Additionally, humanity gained a broad selection of antibiotics in the same time. Infections that used to be pretty deadly (e.g. syphilis, the plague) or debilitating (meningitis, ear infections, wound infections) are easily treatable. Even extremely deadly viral infections such as HIV or mildly deadly but highly contagious ones such as SARS-CoV-2 have symptomatic and suppression treatments.

The challenge is that bacteria evolved over the last 100-ish years just as well and a wide class of antibiotics are useless against some strains (e.g. e-coli) nowadays... and what used to be "reserve antibiotics" to be used only if a human's life was in danger is routinely fed to livestock to make it grow better, with the predictable result of resistance genes evolving in the livestock and mixing said resistance genes with bacteria prevalent in humans.


There's a reason I'd linked the NYC "pestilence" chart.

The first broad-spectrum antibiotic, penicillin, wasn't discovered until 1928, wasn't administered medically until 1930, and then still experimentally, and wasn't mass produced until near or after the end of WWII, with 2.3 million doses available the invasion of Normandy (Spring 1944) and nearly 650 billion units by June 1945). General availability to the US public didn't occur until 15 March 1945.

Yet if we look at the NYC mortality graph, mortality falls tremendously during the latter part of the 19th century and attains the level it sustained through most of the 20th century by 1920, well before penicillin was even first isolated, let alone applied broadly.
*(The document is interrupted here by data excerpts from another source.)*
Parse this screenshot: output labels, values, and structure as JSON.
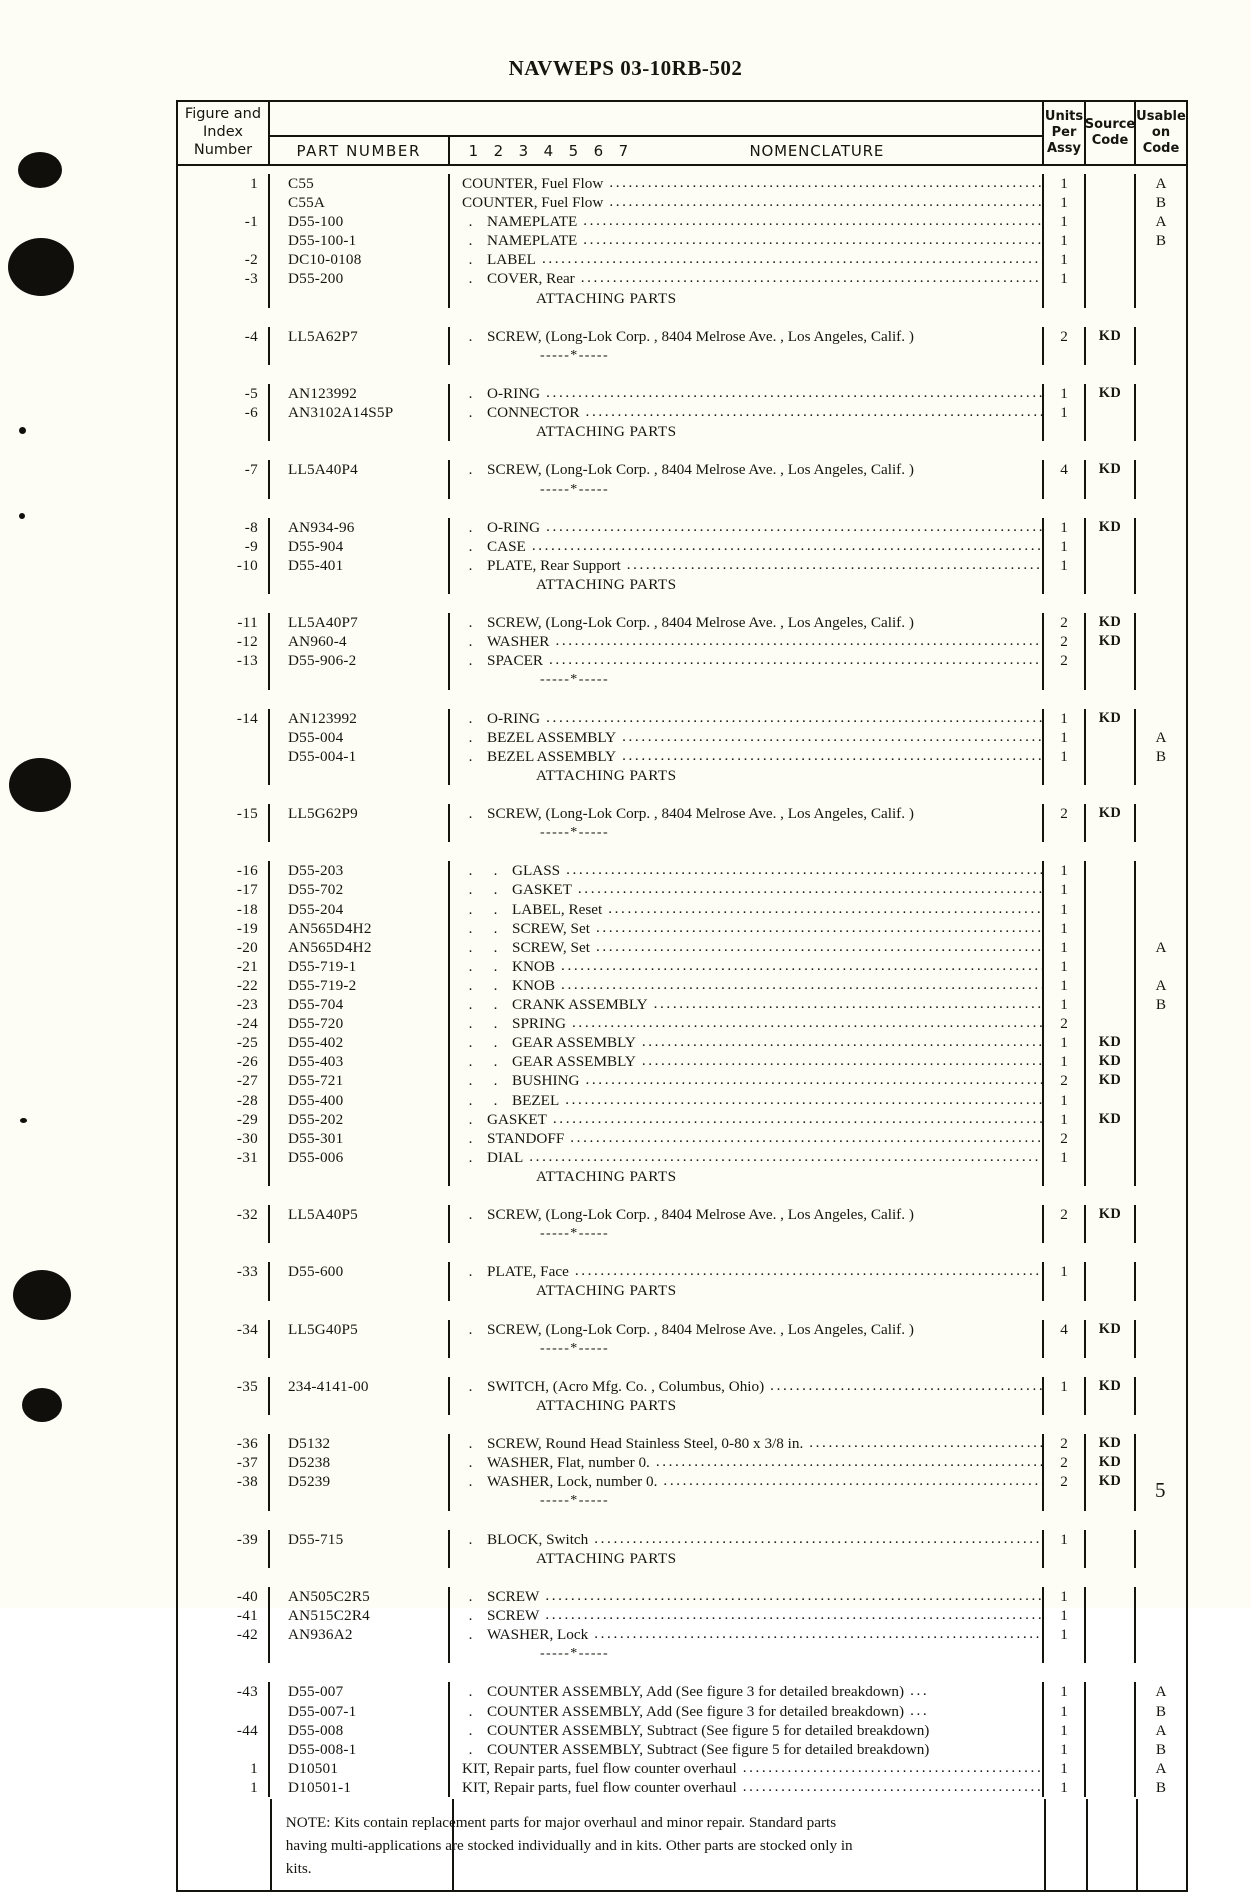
{
  "document": {
    "title": "NAVWEPS 03-10RB-502",
    "page_number": "5"
  },
  "table": {
    "headers": {
      "figure_index_number": "Figure and\nIndex\nNumber",
      "figure_line1": "Figure and",
      "figure_line2": "Index",
      "figure_line3": "Number",
      "part_number": "PART  NUMBER",
      "level_numbers": [
        "1",
        "2",
        "3",
        "4",
        "5",
        "6",
        "7"
      ],
      "nomenclature": "NOMENCLATURE",
      "units_per_assy_line1": "Units",
      "units_per_assy_line2": "Per",
      "units_per_assy_line3": "Assy",
      "source_code_line1": "Source",
      "source_code_line2": "Code",
      "usable_on_code_line1": "Usable",
      "usable_on_code_line2": "on",
      "usable_on_code_line3": "Code"
    },
    "rows": [
      {
        "index": "1",
        "part_number": "C55",
        "indent": 0,
        "text": "COUNTER, Fuel Flow",
        "leader": true,
        "units": "1",
        "source": "",
        "usable": "A"
      },
      {
        "index": "",
        "part_number": "C55A",
        "indent": 0,
        "text": "COUNTER, Fuel Flow",
        "leader": true,
        "units": "1",
        "source": "",
        "usable": "B"
      },
      {
        "index": "-1",
        "part_number": "D55-100",
        "indent": 1,
        "text": "NAMEPLATE",
        "leader": true,
        "units": "1",
        "source": "",
        "usable": "A"
      },
      {
        "index": "",
        "part_number": "D55-100-1",
        "indent": 1,
        "text": "NAMEPLATE",
        "leader": true,
        "units": "1",
        "source": "",
        "usable": "B"
      },
      {
        "index": "-2",
        "part_number": "DC10-0108",
        "indent": 1,
        "text": "LABEL",
        "leader": true,
        "units": "1",
        "source": "",
        "usable": ""
      },
      {
        "index": "-3",
        "part_number": "D55-200",
        "indent": 1,
        "text": "COVER, Rear",
        "leader": true,
        "units": "1",
        "source": "",
        "usable": ""
      },
      {
        "type": "attaching",
        "text": "ATTACHING PARTS"
      },
      {
        "type": "gap"
      },
      {
        "index": "-4",
        "part_number": "LL5A62P7",
        "indent": 1,
        "text": "SCREW, (Long-Lok Corp. , 8404 Melrose Ave. , Los Angeles, Calif. )",
        "leader": false,
        "units": "2",
        "source": "KD",
        "usable": ""
      },
      {
        "type": "stars",
        "text": "-----*-----"
      },
      {
        "type": "gap"
      },
      {
        "index": "-5",
        "part_number": "AN123992",
        "indent": 1,
        "text": "O-RING",
        "leader": true,
        "units": "1",
        "source": "KD",
        "usable": ""
      },
      {
        "index": "-6",
        "part_number": "AN3102A14S5P",
        "indent": 1,
        "text": "CONNECTOR",
        "leader": true,
        "units": "1",
        "source": "",
        "usable": ""
      },
      {
        "type": "attaching",
        "text": "ATTACHING PARTS"
      },
      {
        "type": "gap"
      },
      {
        "index": "-7",
        "part_number": "LL5A40P4",
        "indent": 1,
        "text": "SCREW, (Long-Lok Corp. , 8404 Melrose Ave. , Los Angeles, Calif. )",
        "leader": false,
        "units": "4",
        "source": "KD",
        "usable": ""
      },
      {
        "type": "stars",
        "text": "-----*-----"
      },
      {
        "type": "gap"
      },
      {
        "index": "-8",
        "part_number": "AN934-96",
        "indent": 1,
        "text": "O-RING",
        "leader": true,
        "units": "1",
        "source": "KD",
        "usable": ""
      },
      {
        "index": "-9",
        "part_number": "D55-904",
        "indent": 1,
        "text": "CASE",
        "leader": true,
        "units": "1",
        "source": "",
        "usable": ""
      },
      {
        "index": "-10",
        "part_number": "D55-401",
        "indent": 1,
        "text": "PLATE, Rear Support",
        "leader": true,
        "units": "1",
        "source": "",
        "usable": ""
      },
      {
        "type": "attaching",
        "text": "ATTACHING PARTS"
      },
      {
        "type": "gap"
      },
      {
        "index": "-11",
        "part_number": "LL5A40P7",
        "indent": 1,
        "text": "SCREW, (Long-Lok Corp. , 8404 Melrose Ave. , Los Angeles, Calif. )",
        "leader": false,
        "units": "2",
        "source": "KD",
        "usable": ""
      },
      {
        "index": "-12",
        "part_number": "AN960-4",
        "indent": 1,
        "text": "WASHER",
        "leader": true,
        "units": "2",
        "source": "KD",
        "usable": ""
      },
      {
        "index": "-13",
        "part_number": "D55-906-2",
        "indent": 1,
        "text": "SPACER",
        "leader": true,
        "units": "2",
        "source": "",
        "usable": ""
      },
      {
        "type": "stars",
        "text": "-----*-----"
      },
      {
        "type": "gap"
      },
      {
        "index": "-14",
        "part_number": "AN123992",
        "indent": 1,
        "text": "O-RING",
        "leader": true,
        "units": "1",
        "source": "KD",
        "usable": ""
      },
      {
        "index": "",
        "part_number": "D55-004",
        "indent": 1,
        "text": "BEZEL ASSEMBLY",
        "leader": true,
        "units": "1",
        "source": "",
        "usable": "A"
      },
      {
        "index": "",
        "part_number": "D55-004-1",
        "indent": 1,
        "text": "BEZEL ASSEMBLY",
        "leader": true,
        "units": "1",
        "source": "",
        "usable": "B"
      },
      {
        "type": "attaching",
        "text": "ATTACHING PARTS"
      },
      {
        "type": "gap"
      },
      {
        "index": "-15",
        "part_number": "LL5G62P9",
        "indent": 1,
        "text": "SCREW, (Long-Lok Corp. , 8404 Melrose Ave. , Los Angeles, Calif. )",
        "leader": false,
        "units": "2",
        "source": "KD",
        "usable": ""
      },
      {
        "type": "stars",
        "text": "-----*-----"
      },
      {
        "type": "gap"
      },
      {
        "index": "-16",
        "part_number": "D55-203",
        "indent": 2,
        "text": "GLASS",
        "leader": true,
        "units": "1",
        "source": "",
        "usable": ""
      },
      {
        "index": "-17",
        "part_number": "D55-702",
        "indent": 2,
        "text": "GASKET",
        "leader": true,
        "units": "1",
        "source": "",
        "usable": ""
      },
      {
        "index": "-18",
        "part_number": "D55-204",
        "indent": 2,
        "text": "LABEL, Reset",
        "leader": true,
        "units": "1",
        "source": "",
        "usable": ""
      },
      {
        "index": "-19",
        "part_number": "AN565D4H2",
        "indent": 2,
        "text": "SCREW, Set",
        "leader": true,
        "units": "1",
        "source": "",
        "usable": ""
      },
      {
        "index": "-20",
        "part_number": "AN565D4H2",
        "indent": 2,
        "text": "SCREW, Set",
        "leader": true,
        "units": "1",
        "source": "",
        "usable": "A"
      },
      {
        "index": "-21",
        "part_number": "D55-719-1",
        "indent": 2,
        "text": "KNOB",
        "leader": true,
        "units": "1",
        "source": "",
        "usable": ""
      },
      {
        "index": "-22",
        "part_number": "D55-719-2",
        "indent": 2,
        "text": "KNOB",
        "leader": true,
        "units": "1",
        "source": "",
        "usable": "A"
      },
      {
        "index": "-23",
        "part_number": "D55-704",
        "indent": 2,
        "text": "CRANK ASSEMBLY",
        "leader": true,
        "units": "1",
        "source": "",
        "usable": "B"
      },
      {
        "index": "-24",
        "part_number": "D55-720",
        "indent": 2,
        "text": "SPRING",
        "leader": true,
        "units": "2",
        "source": "",
        "usable": ""
      },
      {
        "index": "-25",
        "part_number": "D55-402",
        "indent": 2,
        "text": "GEAR ASSEMBLY",
        "leader": true,
        "units": "1",
        "source": "KD",
        "usable": ""
      },
      {
        "index": "-26",
        "part_number": "D55-403",
        "indent": 2,
        "text": "GEAR ASSEMBLY",
        "leader": true,
        "units": "1",
        "source": "KD",
        "usable": ""
      },
      {
        "index": "-27",
        "part_number": "D55-721",
        "indent": 2,
        "text": "BUSHING",
        "leader": true,
        "units": "2",
        "source": "KD",
        "usable": ""
      },
      {
        "index": "-28",
        "part_number": "D55-400",
        "indent": 2,
        "text": "BEZEL",
        "leader": true,
        "units": "1",
        "source": "",
        "usable": ""
      },
      {
        "index": "-29",
        "part_number": "D55-202",
        "indent": 1,
        "text": "GASKET",
        "leader": true,
        "units": "1",
        "source": "KD",
        "usable": ""
      },
      {
        "index": "-30",
        "part_number": "D55-301",
        "indent": 1,
        "text": "STANDOFF",
        "leader": true,
        "units": "2",
        "source": "",
        "usable": ""
      },
      {
        "index": "-31",
        "part_number": "D55-006",
        "indent": 1,
        "text": "DIAL",
        "leader": true,
        "units": "1",
        "source": "",
        "usable": ""
      },
      {
        "type": "attaching",
        "text": "ATTACHING PARTS"
      },
      {
        "type": "gap"
      },
      {
        "index": "-32",
        "part_number": "LL5A40P5",
        "indent": 1,
        "text": "SCREW, (Long-Lok Corp. , 8404 Melrose Ave. , Los Angeles, Calif. )",
        "leader": false,
        "units": "2",
        "source": "KD",
        "usable": ""
      },
      {
        "type": "stars",
        "text": "-----*-----"
      },
      {
        "type": "gap"
      },
      {
        "index": "-33",
        "part_number": "D55-600",
        "indent": 1,
        "text": "PLATE, Face",
        "leader": true,
        "units": "1",
        "source": "",
        "usable": ""
      },
      {
        "type": "attaching",
        "text": "ATTACHING PARTS"
      },
      {
        "type": "gap"
      },
      {
        "index": "-34",
        "part_number": "LL5G40P5",
        "indent": 1,
        "text": "SCREW, (Long-Lok Corp. , 8404 Melrose Ave. , Los Angeles, Calif. )",
        "leader": false,
        "units": "4",
        "source": "KD",
        "usable": ""
      },
      {
        "type": "stars",
        "text": "-----*-----"
      },
      {
        "type": "gap"
      },
      {
        "index": "-35",
        "part_number": "234-4141-00",
        "indent": 1,
        "text": "SWITCH, (Acro Mfg. Co. , Columbus, Ohio)",
        "leader": true,
        "units": "1",
        "source": "KD",
        "usable": ""
      },
      {
        "type": "attaching",
        "text": "ATTACHING PARTS"
      },
      {
        "type": "gap"
      },
      {
        "index": "-36",
        "part_number": "D5132",
        "indent": 1,
        "text": "SCREW, Round Head Stainless Steel, 0-80 x 3/8 in.",
        "leader": true,
        "units": "2",
        "source": "KD",
        "usable": ""
      },
      {
        "index": "-37",
        "part_number": "D5238",
        "indent": 1,
        "text": "WASHER, Flat, number 0.",
        "leader": true,
        "units": "2",
        "source": "KD",
        "usable": ""
      },
      {
        "index": "-38",
        "part_number": "D5239",
        "indent": 1,
        "text": "WASHER, Lock, number 0.",
        "leader": true,
        "units": "2",
        "source": "KD",
        "usable": ""
      },
      {
        "type": "stars",
        "text": "-----*-----"
      },
      {
        "type": "gap"
      },
      {
        "index": "-39",
        "part_number": "D55-715",
        "indent": 1,
        "text": "BLOCK, Switch",
        "leader": true,
        "units": "1",
        "source": "",
        "usable": ""
      },
      {
        "type": "attaching",
        "text": "ATTACHING PARTS"
      },
      {
        "type": "gap"
      },
      {
        "index": "-40",
        "part_number": "AN505C2R5",
        "indent": 1,
        "text": "SCREW",
        "leader": true,
        "units": "1",
        "source": "",
        "usable": ""
      },
      {
        "index": "-41",
        "part_number": "AN515C2R4",
        "indent": 1,
        "text": "SCREW",
        "leader": true,
        "units": "1",
        "source": "",
        "usable": ""
      },
      {
        "index": "-42",
        "part_number": "AN936A2",
        "indent": 1,
        "text": "WASHER, Lock",
        "leader": true,
        "units": "1",
        "source": "",
        "usable": ""
      },
      {
        "type": "stars",
        "text": "-----*-----"
      },
      {
        "type": "gap"
      },
      {
        "index": "-43",
        "part_number": "D55-007",
        "indent": 1,
        "text": "COUNTER ASSEMBLY, Add (See figure 3 for detailed breakdown)",
        "leader": "short",
        "units": "1",
        "source": "",
        "usable": "A"
      },
      {
        "index": "",
        "part_number": "D55-007-1",
        "indent": 1,
        "text": "COUNTER ASSEMBLY, Add (See figure 3 for detailed breakdown)",
        "leader": "short",
        "units": "1",
        "source": "",
        "usable": "B"
      },
      {
        "index": "-44",
        "part_number": "D55-008",
        "indent": 1,
        "text": "COUNTER ASSEMBLY, Subtract (See figure 5 for detailed breakdown)",
        "leader": false,
        "units": "1",
        "source": "",
        "usable": "A"
      },
      {
        "index": "",
        "part_number": "D55-008-1",
        "indent": 1,
        "text": "COUNTER ASSEMBLY, Subtract (See figure 5 for detailed breakdown)",
        "leader": false,
        "units": "1",
        "source": "",
        "usable": "B"
      },
      {
        "index": "1",
        "part_number": "D10501",
        "indent": 0,
        "text": "KIT, Repair parts, fuel flow counter overhaul",
        "leader": true,
        "units": "1",
        "source": "",
        "usable": "A"
      },
      {
        "index": "1",
        "part_number": "D10501-1",
        "indent": 0,
        "text": "KIT, Repair parts, fuel flow counter overhaul",
        "leader": true,
        "units": "1",
        "source": "",
        "usable": "B"
      }
    ],
    "note": {
      "line1": "NOTE:  Kits contain replacement parts for major overhaul and minor repair.  Standard parts",
      "line2": "having multi-applications are stocked individually and in kits.  Other parts are stocked only in",
      "line3": "kits."
    }
  }
}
If you compare against the date of penicillin general availability, mortality actually rises until about 1970, after which there is a plateau, followed by a comparatively sharp decline (though minor in context with the 1850--1920 decrease) after 1990.

Antibiotics are invisible on that chart.


> rather than decreasing them

Romans used sponges to clean their butt in public toilets, but sponges were shared.

I guess that didn't help...


I think they got a daily vinegar ration to soak the sponge and make it less smelly. Some believe that the sponge offered to christ on the cross was a poo vinegar sponge.


Agree, facilities such as latrines and baths likely contributed to the spread of parasites rather than mitigating it


Well let’s look on the bright side, did they have less auto-immune diseases?

https://www.ncbi.nlm.nih.gov/pmc/articles/PMC1618732/


I remember reading that autoimmune diseases are more common in people descended from regions that survived the bubonic plague, and that it’s believed this is because the survivors of the plague had mutations which meant they had a more active immune system.

https://www.health.harvard.edu/blog/genes-protective-during-...


Interesting!


The Romans had advanced public health infrastructure, it was inadequate in preventing the spread of parasites still.


The headline made me think that that the “parasites” were going to be the Romans!